If you are not experienced in buying or producing print, it can be quite bewildering when a set of printers’ proofs arrive on your desk. You may think you have ordered a simple 16 page A4 brochure with a nice heavy cover so have a reasonable idea of what to expect from the proofs, but they arrive appearing to show pages next to each other in the wrong order, or, upside down in relation to each other, or duplicated (sometimes more than once) on the same sheet. Do these guys know what I’m trying to get produced here?
The reason for this is that printers who work with large sheet sizes have a number of techniques for making most efficient use of plates and paper, which determine how jobs are laid down, or planned. And we are sometimes asked to explain why we have put the pages in the order we have. So I’ll try to do that here.
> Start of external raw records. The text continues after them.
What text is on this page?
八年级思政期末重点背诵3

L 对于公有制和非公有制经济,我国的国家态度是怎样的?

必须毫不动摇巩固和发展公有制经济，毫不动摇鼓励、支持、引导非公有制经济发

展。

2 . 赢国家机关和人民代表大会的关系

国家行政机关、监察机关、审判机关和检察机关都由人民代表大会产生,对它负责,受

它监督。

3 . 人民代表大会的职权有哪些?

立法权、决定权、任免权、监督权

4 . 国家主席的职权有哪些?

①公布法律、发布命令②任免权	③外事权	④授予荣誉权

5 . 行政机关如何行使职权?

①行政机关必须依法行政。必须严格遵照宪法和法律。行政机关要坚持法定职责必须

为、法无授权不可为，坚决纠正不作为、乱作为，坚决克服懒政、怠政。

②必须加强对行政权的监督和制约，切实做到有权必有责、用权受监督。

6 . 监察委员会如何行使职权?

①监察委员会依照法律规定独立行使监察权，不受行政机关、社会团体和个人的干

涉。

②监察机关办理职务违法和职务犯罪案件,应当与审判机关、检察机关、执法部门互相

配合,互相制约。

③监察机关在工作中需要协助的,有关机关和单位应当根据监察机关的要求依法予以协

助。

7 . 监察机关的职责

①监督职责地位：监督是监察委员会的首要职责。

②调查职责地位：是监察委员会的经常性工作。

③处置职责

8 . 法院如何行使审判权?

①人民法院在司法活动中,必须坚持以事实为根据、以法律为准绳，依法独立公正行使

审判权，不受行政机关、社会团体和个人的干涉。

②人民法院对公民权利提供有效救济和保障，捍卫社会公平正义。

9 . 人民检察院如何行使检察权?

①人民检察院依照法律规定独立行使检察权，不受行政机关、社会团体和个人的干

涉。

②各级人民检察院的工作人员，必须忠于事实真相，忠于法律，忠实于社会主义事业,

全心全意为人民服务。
At PrintHouse Corporation, we work mostly with SRA1 sheet sizes, which means we can plan a job with 8 A4s to view on an oversize A1 sheet. There are then three main methods of working to produce the job most efficiently. These are:
Sheet work
On multi-page work such as books, brochures or magazines, the most efficient way of printing is “sheet work”; which means printing one side of the sheet with one set of pages, and then printing the reverse with a different set. For example, a 16 page A4 document would require 2 sets of plates, with 8 pages printed to the front and the other 8 printed to the reverse. Depending on how the job is to be finished, these sheets are then folded to create a 16 page section. And the way the job is to be folded will determine where the pages are placed on the sheet – which is why it will almost never look the same as the pages when viewed on screen, or in the finished booklet. This principle is just extended for longer documents, so that, for example, a 128pp A4 document will be laid down as 8 sheetwork sections of 16 pages per section.
Work and turn
However, not all jobs conveniently end up the ideal length for printers. So the next approach is to “work and turn” the sheet, which means printing 8 pages on one side of the sheet, then turning the paper over left to right and printing the same pages on the reverse. Providing these pages have been laid down correctly, this can give an 8 page section on each half of the sheet, so that it can be cut in half to provide 2 copies of the same 8pp section from each sheet. The advantage of printing like this is that only one set of plates is required to produce the work, and it is the most common means of producing all types of printing where the paper area available is equal or larger than the final image area required. So if, for example, we only wanted to produce one double sided A4, we would normally put 4 fronts on one half of the sheet with 4 reverses on the other half, and then print sufficient sheets to give us the required quantity, divided by 8.
Work and tumble
Some pages don’t lend themselves to work and turn – usually because they are larger in size than the measurement of the sheet from front to back. In this case, the last option open to us is to work and tumble the job – which means printing both sides of the page or pages on the same sheet, but laid down in such a way that by turning the sheets over front to back, rather than left to right, we can back up the appropriate pages with their correct reverse.
The type of imposition that will be applied to your job is decided between the sales and repro department before the production stage so that we can ensure the most cost effective solution for your individual requirements. You don’t need to worry about the folding; we’ll do that. You just need to check the colour and content carfeully, safe in the knowledge that whatever the imposition looks like with regards to folding, as long as the content is correct, we’ll handle the rest.